ABSTRACT

Italian philosopher and translator Marsilio Ficino (1433-1499) is the key figure of Renaissance Neoplatonism. Ficino’s influence on early-modern theories on love and sexuality is crucial. His commentaries and interpretations on Plato’s dialogues, primarily the Commentary on Plato’s Symposium on Love (1484) and his Platonic Theology (1482), had an incredible impact in France, Spain, and England, where Ficino’s De amore was known as early as 1500, when a copy of Ficino’s Latin Opera Platonis was found at Cambridge University. In his commentary on Plato’s Symposium, Ficino develops a complex theory concerning the relationship among desire, sexuality, and religious contemplation. Analyzing each speech contained in Plato’s dialogue, Ficino comes to formulate a complex, and apparently contradictory, philosophical discourse.
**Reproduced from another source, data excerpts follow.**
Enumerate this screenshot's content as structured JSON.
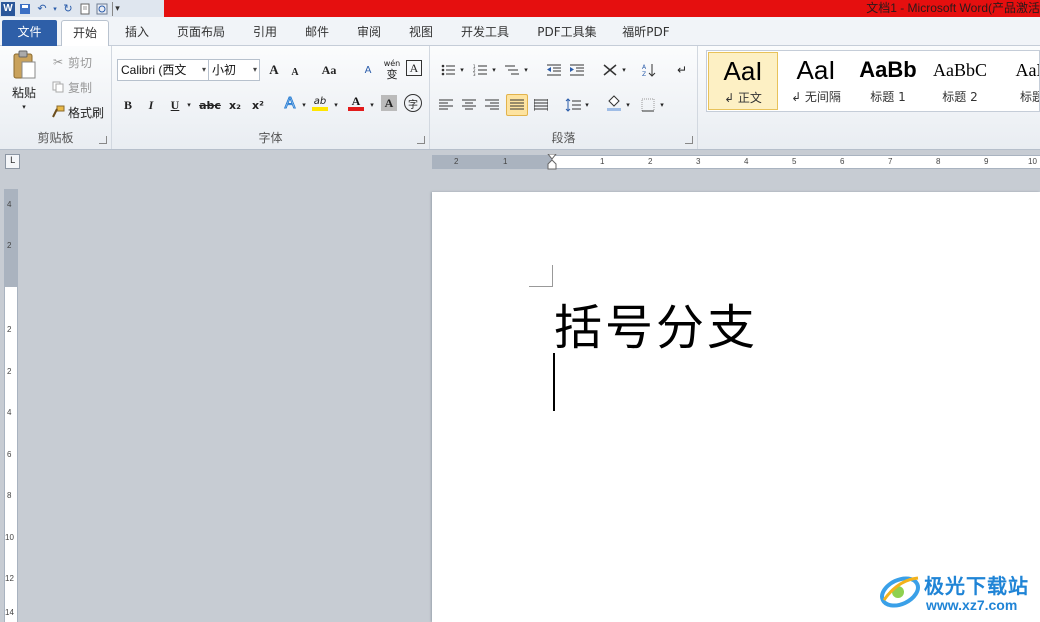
{
  "window": {
    "title": "文档1 - Microsoft Word(产品激活"
  },
  "qat": {
    "word_logo": "W",
    "customize": "▾"
  },
  "tabs": [
    "文件",
    "开始",
    "插入",
    "页面布局",
    "引用",
    "邮件",
    "审阅",
    "视图",
    "开发工具",
    "PDF工具集",
    "福昕PDF"
  ],
  "clipboard": {
    "paste": "粘贴",
    "cut": "剪切",
    "copy": "复制",
    "format_painter": "格式刷",
    "label": "剪贴板"
  },
  "font": {
    "name": "Calibri (西文",
    "size": "小初",
    "grow": "A",
    "shrink": "A",
    "change_case": "Aa",
    "clear_format": "A",
    "pinyin": "wén",
    "pinyin_char": "变",
    "border_char": "A",
    "bold": "B",
    "italic": "I",
    "underline": "U",
    "strike": "abc",
    "subscript": "x₂",
    "superscript": "x²",
    "highlight": "ab",
    "font_color": "A",
    "shading": "A",
    "enclose": "字",
    "label": "字体"
  },
  "paragraph": {
    "label": "段落"
  },
  "styles": [
    {
      "preview": "AaI",
      "name": "↲ 正文"
    },
    {
      "preview": "AaI",
      "name": "↲ 无间隔"
    },
    {
      "preview": "AaBb",
      "name": "标题 1"
    },
    {
      "preview": "AaBbC",
      "name": "标题 2"
    },
    {
      "preview": "AaB",
      "name": "标题"
    }
  ],
  "hruler": [
    "2",
    "1",
    "1",
    "2",
    "3",
    "4",
    "5",
    "6",
    "7",
    "8",
    "9",
    "10"
  ],
  "vruler": [
    "4",
    "2",
    "2",
    "2",
    "4",
    "6",
    "8",
    "10",
    "12",
    "14"
  ],
  "document": {
    "text": "括号分支"
  },
  "watermark": {
    "name": "极光下载站",
    "url": "www.xz7.com"
  },
  "colors": {
    "title_bar": "#e50f0f",
    "file_tab": "#2e5fa8",
    "highlight": "#ffe600",
    "font_color": "#e21b1b",
    "watermark": "#1f84d6"
  }
}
Following Plato, Ficino states that love is desire for beauty. Sight and hearing are our two major senses. By gazing at and listening to the beloved, the subject may ascend to a profound contemplation with the divinity. Desire, brought about by beauty, has thus a strongly religious connotation. However, for Ficino a man is naturally drawn more toward another man than toward a woman. Man “naturally” desires another man because the male other reminds him of the “idea” of his own inner beauty. If divine contemplation is spurred by the other’s beautiful forms, a man cannot help but fall in love with another man. In particular, Ficino strongly defends the so-called Socratic love-the love relationship between a mature man and a young man. In Ficino’s philosophical structure sexuality plays a complex role. As he writes in chapter 14 of the sixth speech of the Commentary, “Since the reproductive drive of the soul, being without cognition, makes no distinction between the sexes, nevertheless, it is naturally aroused for copulation whenever we judge any body to be beautiful; and it often happens that those who associate with males…copulate with them.” In other words, although any physical encounter is inherently negative because it disturbs the subject in his contemplative ascent toward God, sexuality is unavoidable. Therefore, he who feels more interested in a person of his own gender ends up copulating with him. According to Ficino, male friendship is superior to any other form of union. Two male friends come to exchange their own souls and nurture each other’s wisdom. Male friendship is the noblest expression of love.